President Joe Biden reacted to the news of twelve American troops killed in two suicide bombings in Kabul outside the airport where the United States continues trying to evacuate U.S. citizens and Afghan allies.
“It’s been a tough day,” Biden began, slapping the podium after he arrived 25 minutes late for his speech at the White House.
The president spoke for about twenty minutes before taking questions from the press but ultimately struggled when asked by Fox News reporter Peter Doocy to take responsibility for the disastrous withdrawal from Afghanistan.
White House“I bear responsibility for fundamentally all that’s happened of late,” he said, before pivoting to blame former President Donald Trump.

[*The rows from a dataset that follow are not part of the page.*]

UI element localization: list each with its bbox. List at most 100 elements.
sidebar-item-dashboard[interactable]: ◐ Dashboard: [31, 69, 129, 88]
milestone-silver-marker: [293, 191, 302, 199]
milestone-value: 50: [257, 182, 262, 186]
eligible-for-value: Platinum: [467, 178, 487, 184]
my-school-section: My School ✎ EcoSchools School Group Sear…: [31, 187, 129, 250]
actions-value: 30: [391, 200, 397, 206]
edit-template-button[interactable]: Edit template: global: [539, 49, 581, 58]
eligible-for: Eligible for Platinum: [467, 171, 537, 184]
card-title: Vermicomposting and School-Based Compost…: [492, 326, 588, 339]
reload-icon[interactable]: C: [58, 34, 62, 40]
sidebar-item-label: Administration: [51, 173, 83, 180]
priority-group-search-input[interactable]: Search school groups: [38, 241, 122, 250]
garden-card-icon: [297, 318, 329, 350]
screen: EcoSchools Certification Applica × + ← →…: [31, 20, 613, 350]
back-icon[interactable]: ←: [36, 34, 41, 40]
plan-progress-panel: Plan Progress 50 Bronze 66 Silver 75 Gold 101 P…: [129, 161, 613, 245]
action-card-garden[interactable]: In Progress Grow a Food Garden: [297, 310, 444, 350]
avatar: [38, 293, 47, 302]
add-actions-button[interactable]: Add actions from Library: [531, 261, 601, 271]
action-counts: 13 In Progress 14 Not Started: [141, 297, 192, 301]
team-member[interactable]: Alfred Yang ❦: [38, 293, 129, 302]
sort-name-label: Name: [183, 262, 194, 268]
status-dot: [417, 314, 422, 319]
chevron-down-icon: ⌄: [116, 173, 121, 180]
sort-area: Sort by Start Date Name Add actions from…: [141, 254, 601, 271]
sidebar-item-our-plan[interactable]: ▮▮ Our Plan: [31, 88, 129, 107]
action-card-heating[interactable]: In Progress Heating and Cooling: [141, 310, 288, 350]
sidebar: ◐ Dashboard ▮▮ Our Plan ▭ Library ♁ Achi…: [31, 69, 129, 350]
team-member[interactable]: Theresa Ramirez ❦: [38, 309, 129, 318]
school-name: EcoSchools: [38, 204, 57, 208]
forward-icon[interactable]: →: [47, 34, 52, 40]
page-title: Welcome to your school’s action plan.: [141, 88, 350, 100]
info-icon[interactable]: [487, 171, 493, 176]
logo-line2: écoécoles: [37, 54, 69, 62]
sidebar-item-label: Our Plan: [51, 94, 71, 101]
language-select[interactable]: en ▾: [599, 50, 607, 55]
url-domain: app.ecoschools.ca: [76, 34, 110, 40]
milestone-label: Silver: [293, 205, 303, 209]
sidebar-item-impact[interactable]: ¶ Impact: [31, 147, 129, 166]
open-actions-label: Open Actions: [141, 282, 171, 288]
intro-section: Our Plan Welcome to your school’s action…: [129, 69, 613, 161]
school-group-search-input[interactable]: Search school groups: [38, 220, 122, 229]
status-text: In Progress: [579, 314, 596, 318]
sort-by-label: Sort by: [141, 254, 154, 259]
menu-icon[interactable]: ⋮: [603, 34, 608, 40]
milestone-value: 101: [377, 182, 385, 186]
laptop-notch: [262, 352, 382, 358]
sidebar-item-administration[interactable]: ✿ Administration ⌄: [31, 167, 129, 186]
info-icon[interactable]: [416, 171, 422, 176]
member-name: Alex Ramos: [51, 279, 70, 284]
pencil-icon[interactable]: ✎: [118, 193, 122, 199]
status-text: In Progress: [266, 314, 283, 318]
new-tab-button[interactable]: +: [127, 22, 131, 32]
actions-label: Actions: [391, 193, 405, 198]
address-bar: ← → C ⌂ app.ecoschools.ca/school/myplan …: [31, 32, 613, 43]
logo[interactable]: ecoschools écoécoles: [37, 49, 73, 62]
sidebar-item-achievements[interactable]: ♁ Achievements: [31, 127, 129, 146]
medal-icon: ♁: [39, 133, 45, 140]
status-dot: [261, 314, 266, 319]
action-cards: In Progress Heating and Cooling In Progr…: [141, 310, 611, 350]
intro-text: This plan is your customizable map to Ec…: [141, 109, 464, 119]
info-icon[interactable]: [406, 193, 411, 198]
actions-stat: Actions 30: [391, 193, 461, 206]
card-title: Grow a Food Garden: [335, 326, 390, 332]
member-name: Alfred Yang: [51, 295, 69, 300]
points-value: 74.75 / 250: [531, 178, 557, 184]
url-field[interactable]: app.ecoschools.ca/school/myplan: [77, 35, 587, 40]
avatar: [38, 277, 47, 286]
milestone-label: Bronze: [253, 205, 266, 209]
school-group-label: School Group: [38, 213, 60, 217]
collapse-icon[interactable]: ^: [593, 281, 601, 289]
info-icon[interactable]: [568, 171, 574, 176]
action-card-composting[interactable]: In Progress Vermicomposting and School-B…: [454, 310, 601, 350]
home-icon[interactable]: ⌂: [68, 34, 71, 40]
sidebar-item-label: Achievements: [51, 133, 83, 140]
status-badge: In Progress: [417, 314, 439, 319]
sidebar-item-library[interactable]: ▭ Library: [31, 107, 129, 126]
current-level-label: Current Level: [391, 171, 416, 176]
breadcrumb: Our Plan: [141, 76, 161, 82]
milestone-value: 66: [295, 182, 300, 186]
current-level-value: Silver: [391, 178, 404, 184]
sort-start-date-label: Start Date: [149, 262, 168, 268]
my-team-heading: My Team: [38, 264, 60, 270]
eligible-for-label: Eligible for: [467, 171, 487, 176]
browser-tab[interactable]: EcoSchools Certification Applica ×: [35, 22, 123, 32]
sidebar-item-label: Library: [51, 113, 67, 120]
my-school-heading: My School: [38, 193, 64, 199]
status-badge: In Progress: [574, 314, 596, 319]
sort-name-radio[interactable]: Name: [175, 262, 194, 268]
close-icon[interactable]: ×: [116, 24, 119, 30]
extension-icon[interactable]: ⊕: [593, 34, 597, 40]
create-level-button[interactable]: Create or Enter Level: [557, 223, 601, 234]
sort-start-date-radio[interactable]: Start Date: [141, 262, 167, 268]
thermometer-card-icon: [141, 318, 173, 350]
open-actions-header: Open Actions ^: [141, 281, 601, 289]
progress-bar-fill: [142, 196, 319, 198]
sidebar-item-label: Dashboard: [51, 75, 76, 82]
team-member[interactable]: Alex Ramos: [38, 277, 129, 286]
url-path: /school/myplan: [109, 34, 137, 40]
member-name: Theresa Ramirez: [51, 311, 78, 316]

“But here’s the deal: you know — I wish you’d one day say these things — you know as well as I do that the former President made a deal with the Taliban that he would get all American forces out of Afghanistan by May 1,” he said, according to the White House’s transcript of his remarks.
Biden celebrated the heroism of the lost American service members that he sent to Afghanistan to secure the evacuation of Americans and Afghan allies out of the country after Kabul fell to the Taliban.
“They were heroes, heroes who’ve been engaged in a dangerous, selfless mission to save the lives of others,” he said.
The president also vowed to make the terrorist organizations responsible for the attacks pay.
“To those who carried out the attack and to anyone who wishes Americans harm: We will not forgive, we will not forget, we will hunt you down and make you pay,” he said.
Biden said he always acknowledged the danger of the operation, and it was why he wanted to leave Afghanistan in the first place.
“We will complete our mission. We will continue, after our troops are withdrawn, to find means by which we can find any American who wishes to get out of Afghanistan — we will find them and we will get them out,” he said.
Biden said he did not make a mistake by trusting the Taliban, noting that they delivered on “the major things we’ve asked them.”
He said that the United States could not trust them, but could hope that their mutual self-interest would lead to positive results.
“They’re not good guys, the Taliban. I’m not suggesting that at all,” he said.
This is the eleventh day since the fall of Kabul as the Afghanistan government collapsed and the Taliban seized control of Kabul.